Existem muitos conceitos que são aplicados no mundo empresarial e precisam ser mais bem conhecidos de gestores e funcionários. Um desses conceitos, considerado fundamental pelos especialistas, é o de “cultura organizacional”. A ideia está relacionada às normas, valores, visão de mundo e missão que a empresa defende.

Existem diversos tipos de cultura organizacional, cada um com suas vantagens e desvantagens. Conheça quais são eles, lendo o post:

Cultura multidirecional

Trata-se de um dos caracteres de cultura organizacional ainda bastante comum nas empresas brasileiras. Prevalecem a intriga e o individualismo, com setores que trazem rixas entre si.

A maior parte dos funcionários e gestores não sabe trabalhar em equipe, não se dão bem uns com os outros. É um ambiente cheio de problemas, em que é normal um tentar derrubar o outro. Torna-se difícil liderar e avaliar competências.

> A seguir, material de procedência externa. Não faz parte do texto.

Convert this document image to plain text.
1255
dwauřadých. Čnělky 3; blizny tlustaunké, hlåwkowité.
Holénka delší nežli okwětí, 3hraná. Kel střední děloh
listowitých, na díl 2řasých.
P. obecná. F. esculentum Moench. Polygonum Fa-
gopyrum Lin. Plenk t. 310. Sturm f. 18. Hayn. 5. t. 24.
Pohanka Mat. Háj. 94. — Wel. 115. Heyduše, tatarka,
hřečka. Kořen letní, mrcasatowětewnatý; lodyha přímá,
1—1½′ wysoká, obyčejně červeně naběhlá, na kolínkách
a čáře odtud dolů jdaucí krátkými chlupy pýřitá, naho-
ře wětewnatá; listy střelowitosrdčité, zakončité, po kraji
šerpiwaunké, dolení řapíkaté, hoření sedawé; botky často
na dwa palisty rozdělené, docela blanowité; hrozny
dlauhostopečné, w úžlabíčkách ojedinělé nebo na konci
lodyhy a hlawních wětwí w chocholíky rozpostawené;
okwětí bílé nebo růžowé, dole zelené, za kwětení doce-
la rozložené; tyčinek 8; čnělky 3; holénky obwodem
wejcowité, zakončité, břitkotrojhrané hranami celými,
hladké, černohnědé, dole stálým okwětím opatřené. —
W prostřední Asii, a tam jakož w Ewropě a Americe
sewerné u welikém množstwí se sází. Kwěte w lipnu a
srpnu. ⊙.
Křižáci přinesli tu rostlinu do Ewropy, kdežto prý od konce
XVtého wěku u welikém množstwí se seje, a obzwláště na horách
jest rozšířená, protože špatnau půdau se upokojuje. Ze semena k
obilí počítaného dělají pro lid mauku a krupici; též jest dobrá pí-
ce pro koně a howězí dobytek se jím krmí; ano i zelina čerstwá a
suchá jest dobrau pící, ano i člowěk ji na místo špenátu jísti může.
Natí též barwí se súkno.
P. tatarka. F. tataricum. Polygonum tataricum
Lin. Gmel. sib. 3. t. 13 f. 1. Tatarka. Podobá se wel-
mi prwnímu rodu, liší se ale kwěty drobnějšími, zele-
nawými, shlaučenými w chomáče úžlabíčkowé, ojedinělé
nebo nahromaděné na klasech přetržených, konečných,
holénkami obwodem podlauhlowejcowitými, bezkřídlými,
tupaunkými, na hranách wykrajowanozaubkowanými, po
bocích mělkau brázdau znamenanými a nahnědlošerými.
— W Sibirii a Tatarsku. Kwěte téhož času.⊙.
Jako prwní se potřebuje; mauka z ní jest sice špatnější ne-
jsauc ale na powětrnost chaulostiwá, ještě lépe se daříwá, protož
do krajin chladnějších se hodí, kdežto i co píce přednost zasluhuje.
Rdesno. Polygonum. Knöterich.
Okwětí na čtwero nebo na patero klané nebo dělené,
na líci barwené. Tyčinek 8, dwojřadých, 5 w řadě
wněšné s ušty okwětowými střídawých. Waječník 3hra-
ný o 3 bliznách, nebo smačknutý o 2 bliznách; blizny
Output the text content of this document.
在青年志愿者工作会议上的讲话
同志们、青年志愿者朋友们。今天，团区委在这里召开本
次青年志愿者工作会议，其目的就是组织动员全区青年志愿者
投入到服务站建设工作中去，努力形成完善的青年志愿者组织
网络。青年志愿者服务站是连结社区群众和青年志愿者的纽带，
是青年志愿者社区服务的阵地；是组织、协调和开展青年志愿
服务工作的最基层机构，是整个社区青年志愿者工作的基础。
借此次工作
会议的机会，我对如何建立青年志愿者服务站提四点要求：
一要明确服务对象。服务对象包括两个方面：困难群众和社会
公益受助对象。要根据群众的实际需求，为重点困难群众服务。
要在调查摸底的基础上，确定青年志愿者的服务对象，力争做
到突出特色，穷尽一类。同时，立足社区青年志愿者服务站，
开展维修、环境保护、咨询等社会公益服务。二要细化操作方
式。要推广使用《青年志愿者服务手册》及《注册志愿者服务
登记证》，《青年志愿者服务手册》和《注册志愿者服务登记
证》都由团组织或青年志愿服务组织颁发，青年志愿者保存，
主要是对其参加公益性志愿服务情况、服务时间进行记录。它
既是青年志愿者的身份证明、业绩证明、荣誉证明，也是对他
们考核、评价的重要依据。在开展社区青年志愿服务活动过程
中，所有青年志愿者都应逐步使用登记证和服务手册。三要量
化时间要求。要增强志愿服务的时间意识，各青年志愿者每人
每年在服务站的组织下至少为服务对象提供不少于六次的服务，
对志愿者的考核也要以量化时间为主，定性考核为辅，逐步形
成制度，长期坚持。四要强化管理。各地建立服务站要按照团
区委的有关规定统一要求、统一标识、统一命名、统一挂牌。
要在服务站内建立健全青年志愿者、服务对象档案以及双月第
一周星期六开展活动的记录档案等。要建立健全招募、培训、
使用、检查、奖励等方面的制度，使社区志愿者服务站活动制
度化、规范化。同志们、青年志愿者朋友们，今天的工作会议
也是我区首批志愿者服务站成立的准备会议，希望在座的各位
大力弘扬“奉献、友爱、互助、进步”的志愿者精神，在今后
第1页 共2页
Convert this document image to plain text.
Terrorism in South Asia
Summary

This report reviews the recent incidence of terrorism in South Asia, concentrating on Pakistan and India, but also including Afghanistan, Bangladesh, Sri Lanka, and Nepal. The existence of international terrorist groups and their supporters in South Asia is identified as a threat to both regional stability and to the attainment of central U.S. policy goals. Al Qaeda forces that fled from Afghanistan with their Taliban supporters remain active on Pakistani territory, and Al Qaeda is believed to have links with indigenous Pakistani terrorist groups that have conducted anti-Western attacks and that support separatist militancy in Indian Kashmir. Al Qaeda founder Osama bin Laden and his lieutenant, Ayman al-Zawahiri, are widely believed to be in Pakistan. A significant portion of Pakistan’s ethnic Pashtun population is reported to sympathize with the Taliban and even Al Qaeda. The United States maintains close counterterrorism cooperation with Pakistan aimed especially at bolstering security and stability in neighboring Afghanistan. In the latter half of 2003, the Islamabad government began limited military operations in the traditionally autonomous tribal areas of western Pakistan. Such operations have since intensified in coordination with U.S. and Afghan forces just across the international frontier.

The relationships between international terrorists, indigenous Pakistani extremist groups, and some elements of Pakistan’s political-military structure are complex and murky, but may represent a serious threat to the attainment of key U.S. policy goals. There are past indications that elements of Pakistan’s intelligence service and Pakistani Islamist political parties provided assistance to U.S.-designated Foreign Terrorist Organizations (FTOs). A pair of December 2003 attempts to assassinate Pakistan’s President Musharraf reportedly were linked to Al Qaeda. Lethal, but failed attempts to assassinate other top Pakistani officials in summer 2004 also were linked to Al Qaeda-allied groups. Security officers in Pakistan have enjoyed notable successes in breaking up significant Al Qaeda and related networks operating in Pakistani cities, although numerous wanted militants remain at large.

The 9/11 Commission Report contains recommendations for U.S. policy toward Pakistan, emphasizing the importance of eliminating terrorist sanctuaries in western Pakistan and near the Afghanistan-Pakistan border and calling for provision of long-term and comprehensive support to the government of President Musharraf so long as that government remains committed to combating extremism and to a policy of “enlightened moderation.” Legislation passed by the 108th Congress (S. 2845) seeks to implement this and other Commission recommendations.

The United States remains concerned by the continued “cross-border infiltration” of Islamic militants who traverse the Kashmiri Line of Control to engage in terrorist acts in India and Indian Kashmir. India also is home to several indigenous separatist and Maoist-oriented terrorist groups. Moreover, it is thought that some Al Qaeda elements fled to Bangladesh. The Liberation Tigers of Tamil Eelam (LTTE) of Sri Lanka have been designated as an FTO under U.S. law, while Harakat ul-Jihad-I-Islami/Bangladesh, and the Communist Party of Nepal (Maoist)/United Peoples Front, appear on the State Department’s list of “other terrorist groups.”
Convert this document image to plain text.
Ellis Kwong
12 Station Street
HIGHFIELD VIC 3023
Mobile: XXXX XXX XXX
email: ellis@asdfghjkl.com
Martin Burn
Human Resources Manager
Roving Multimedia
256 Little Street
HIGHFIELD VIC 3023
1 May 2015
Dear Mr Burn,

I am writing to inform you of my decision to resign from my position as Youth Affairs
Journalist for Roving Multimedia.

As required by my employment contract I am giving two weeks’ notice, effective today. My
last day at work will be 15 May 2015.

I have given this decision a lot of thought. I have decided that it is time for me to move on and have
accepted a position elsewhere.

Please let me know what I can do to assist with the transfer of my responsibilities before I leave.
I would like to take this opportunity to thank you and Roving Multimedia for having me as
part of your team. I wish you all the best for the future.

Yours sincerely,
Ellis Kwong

Como não há solidariedade e existem muitas dificuldades em trabalhar em função de um objetivo comum, esse tipo de cultura apresenta muito mais desvantagens que vantagens. Pode acontecer de que funcionários obtenham individualmente sucesso e isso se reflita no crescimento do negócio, mas devido à falta de cooperação, os efeitos podem durar pouco.

Cultura da culpa

Nesse tipo de cultura, os funcionários e até os gestores costumam culpar uns aos outros, incapazes de assumir responsabilidades e reconhecer suas falhas.

Para o gestor, o funcionário é culpado por não saber exercer sua função corretamente. O funcionário considera o gestor incapaz de liderar. Um funcionário acha que outro funcionário não sabe trabalhar tão bem quanto ele e, ao invés de ajudá-lo, prefere acusá-lo.

Em uma empresa assim, ninguém deseja aprender com ninguém, pois acha que já sabe demais. Sempre o outro é culpado pelos seus erros.

Cultura do poder

Outro dos tipos de cultura organizacional que tornam as relações complicadas e até insustentáveis. Na verdade, ninguém pensa no bem coletivo, no crescimento da empresa como um todo. Cada um deseja galgar um cargo mais elevado.

A cultura do poder se caracteriza pela ausência de profissionalismo e princípios éticos. Também não existe muita solidariedade, a não ser quando os interesses se combinam.

Quando a luta é acirrada demais, a empresa pode desmoronar. Pode acontecer, por outro lado, de aparecer um líder ditador carismático, que consegue conduzir as coisas com eficiência até certo ponto. Entretanto, essa cultura é ilusória, já que esses líderes, na maioria das vezes, levam o empreendimento ao ponto mais alto, mas depois costumam levá-lo às piores condições.

Cultura de pessoas que respeitam a marca

Os colaboradores e gestores vêm, acima de tudo, os objetivos da empresa como um fator comum que une todos. Dessa forma, trabalham em prol dos melhores resultados. Existe um comprometimento com os valores e princípios da empresa. Assim, há maior integração entre gestores e funcionários e entre os próprios funcionários.

Na cultura que respeita a marca, o trabalho em conjunto prevalece sobre o trabalho individual. Os funcionários costumam ser recompensados e estimulados a trabalhar.

Entretanto, ainda assim, é possível surgir rivalidades e conflitos, já que alguns sempre se destacarão mais que outros.

Cultura da liderança enriquecida e da inovação

Nesse tipo, os profissionais se destacam e são reconhecidos. O que pesa na avaliação é o desempenho e capacitação dos colaboradores e gestores em cumprir as suas obrigações. Cada um sabe o que deve fazer e procura fazê-lo da melhor forma possível.  Há reconhecimento e recompensas.

Talvez, esse tipo de cultura seja mais seletivo e dificulte o acesso à empresa de profissionais medianos. Por outro lado, o gestor inovador pode saber aproveitar todos os talentos, direcionando os funcionários para funções compatíveis com suas capacidades.